Alta, muito alta, e branca, muito branca, de olhos verdes... Sonhei ter visto uma jovem assim? Terei sonhado ou sonhei que sonhava; não sei; essa moça devia ser irmã da árvore, que vi a vez primeira em noite de luar, erguendo para a noite azul os seus galhos unânimes. Mas de manhã, quando abri a janela, e o sol nascia sobre a Cordilheira, é que ela esplendeu em toda sua beleza.

Em muitos caminhos da Europa e do sul do Brasil vi essa árvore; é um álamo, e foram os álamos que inventaram todas as alamedas desse mundo. Em minha rua santiaguina também há muitos; mas o mais alto de todos, o mais forte em viço, em beleza, está junto à calçada, no meu jardim.

Sou um homem confuso e distraído; minha rua chama-se Roberto Del Río e na primeira madrugada, quando voltava para casa, disse ao chofer que morava em Roberto Del Mar. O velho chileno riu muito dentro de seu casaco escuro, atrás de seus bigodes brancos; mas quando chegamos à rua e ele me perguntou o número da casa não precisei puxar meu caderno de endereços para responder; apontei a mais de cem metros o meu álamo real.

Nenhuma árvore se lança com tanta veemência para o alto; lança-se o enorme tronco muito branco, lançam-se todos os galhos cobertos de folhas, num impulso de chama verde, vinte jatos de seiva partindo todos para cima, ao longo da mesma reta vertical.

Há um pinheiro estático e extático, há grandes salso-chorões derramados para o chão, e a graça menina de uma cerejeira cor de vinho, que o sol acende e faz fulgurar; mas o álamo junto do portão tem um vigor e uma pureza que me fazem bem pela manhã, como se toda manhã, ao abrir a janela, eu visse uma jovem imensa, muito clara, de olhos verdes, de pé, sorrindo para mim. 

Santiago, abril, 1955

Leia o comentário, do crítico Davi Arrigucci Júnior: 

“A crônica se situa bem perto do chão, no cotidiano da cidade moderna, e escolhe a linguagem simples e comunicativa, o tom menor do bate-papo entre amigos, para tratar das pequenas coisas que formam a vida diária, onde às vezes encontra a mais alta poesia. É exatamente essa a situação preferida das crônicas de Rubem Braga.”

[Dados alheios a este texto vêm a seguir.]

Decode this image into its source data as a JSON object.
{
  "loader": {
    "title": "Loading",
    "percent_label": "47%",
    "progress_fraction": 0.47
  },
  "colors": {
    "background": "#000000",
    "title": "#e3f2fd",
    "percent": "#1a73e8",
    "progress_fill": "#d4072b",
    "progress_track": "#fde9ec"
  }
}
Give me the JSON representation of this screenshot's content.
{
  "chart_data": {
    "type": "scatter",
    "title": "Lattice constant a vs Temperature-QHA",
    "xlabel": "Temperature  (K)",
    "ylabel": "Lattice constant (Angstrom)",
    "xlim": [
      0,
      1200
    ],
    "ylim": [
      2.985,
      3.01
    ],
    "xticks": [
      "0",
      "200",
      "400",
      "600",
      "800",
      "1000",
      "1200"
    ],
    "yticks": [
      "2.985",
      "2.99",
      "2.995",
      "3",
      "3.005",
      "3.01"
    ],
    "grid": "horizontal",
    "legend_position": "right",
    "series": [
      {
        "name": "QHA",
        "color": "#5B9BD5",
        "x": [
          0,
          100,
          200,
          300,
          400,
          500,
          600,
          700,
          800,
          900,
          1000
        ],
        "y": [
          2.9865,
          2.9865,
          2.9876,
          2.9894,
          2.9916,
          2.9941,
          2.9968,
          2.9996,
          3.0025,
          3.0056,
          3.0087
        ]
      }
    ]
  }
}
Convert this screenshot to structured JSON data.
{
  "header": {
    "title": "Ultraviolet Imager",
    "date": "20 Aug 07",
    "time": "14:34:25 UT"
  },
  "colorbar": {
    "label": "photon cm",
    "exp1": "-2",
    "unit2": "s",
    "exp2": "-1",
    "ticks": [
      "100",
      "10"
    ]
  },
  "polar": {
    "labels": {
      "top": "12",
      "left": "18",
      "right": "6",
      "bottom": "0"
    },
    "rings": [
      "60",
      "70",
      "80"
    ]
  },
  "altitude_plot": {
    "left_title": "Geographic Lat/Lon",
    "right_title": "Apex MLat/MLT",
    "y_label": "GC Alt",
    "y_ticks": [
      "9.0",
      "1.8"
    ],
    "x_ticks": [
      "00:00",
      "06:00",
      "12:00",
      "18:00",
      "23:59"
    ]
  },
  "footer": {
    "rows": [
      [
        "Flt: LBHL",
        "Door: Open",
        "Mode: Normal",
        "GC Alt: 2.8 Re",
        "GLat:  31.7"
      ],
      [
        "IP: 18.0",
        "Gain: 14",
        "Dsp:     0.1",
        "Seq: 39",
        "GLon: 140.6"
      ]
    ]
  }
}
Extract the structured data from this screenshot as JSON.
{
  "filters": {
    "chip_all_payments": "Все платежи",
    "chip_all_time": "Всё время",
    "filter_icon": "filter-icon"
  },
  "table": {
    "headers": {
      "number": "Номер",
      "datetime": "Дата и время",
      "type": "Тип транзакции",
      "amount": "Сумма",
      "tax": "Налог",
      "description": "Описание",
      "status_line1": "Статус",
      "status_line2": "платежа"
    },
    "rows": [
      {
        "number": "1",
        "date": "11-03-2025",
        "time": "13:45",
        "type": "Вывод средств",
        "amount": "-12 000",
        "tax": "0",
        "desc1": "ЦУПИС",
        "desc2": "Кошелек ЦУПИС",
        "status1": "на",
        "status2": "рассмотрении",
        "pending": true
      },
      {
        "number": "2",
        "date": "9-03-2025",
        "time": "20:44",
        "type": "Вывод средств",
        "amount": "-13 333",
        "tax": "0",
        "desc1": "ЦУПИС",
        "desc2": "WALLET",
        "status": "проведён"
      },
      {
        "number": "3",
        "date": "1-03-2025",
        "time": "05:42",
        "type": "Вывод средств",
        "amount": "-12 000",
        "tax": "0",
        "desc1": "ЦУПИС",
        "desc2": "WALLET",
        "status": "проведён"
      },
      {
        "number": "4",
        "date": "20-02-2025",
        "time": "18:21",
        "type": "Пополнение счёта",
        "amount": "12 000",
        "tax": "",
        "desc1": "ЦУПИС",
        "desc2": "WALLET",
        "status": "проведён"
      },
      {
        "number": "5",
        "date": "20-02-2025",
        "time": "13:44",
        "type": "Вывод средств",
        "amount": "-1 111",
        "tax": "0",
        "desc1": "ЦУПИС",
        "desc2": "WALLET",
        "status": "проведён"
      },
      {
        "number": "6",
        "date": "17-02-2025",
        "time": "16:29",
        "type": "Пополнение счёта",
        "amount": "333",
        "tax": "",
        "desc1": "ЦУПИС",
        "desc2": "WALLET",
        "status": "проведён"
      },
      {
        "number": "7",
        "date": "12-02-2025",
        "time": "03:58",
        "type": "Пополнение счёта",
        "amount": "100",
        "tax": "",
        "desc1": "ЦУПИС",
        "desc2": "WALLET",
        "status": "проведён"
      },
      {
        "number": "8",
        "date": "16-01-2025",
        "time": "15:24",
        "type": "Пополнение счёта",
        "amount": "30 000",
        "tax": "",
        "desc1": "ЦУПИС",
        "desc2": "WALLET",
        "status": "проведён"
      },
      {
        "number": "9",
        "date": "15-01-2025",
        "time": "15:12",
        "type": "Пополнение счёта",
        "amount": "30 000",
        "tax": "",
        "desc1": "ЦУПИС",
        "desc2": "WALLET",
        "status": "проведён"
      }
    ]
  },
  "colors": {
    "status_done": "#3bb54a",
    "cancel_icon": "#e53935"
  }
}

Relacionando o comentário do crítico ao texto lido, é INCORRETO afirmar que
A
ao associar a beleza do álamo à beleza de uma jovem mulher, o cronista trata de “coisas que integram a vida diária”, convertendo-as em poesia, tal como prevê o crítico.
B
a referência ao motorista chileno é, dentre outros, um indício de que “Árvore” focaliza o cotidiano de uma cidade moderna.
C
a simplicidade da linguagem a que se refere Arrigucci é constatável em todo o texto de Braga.
D
ao mencionar o “tom menor do bate-papo entre amigos”, o crítico se refere ao emprego de diálogos, tais como o do narrador com o motorista de táxi em “Árvore”.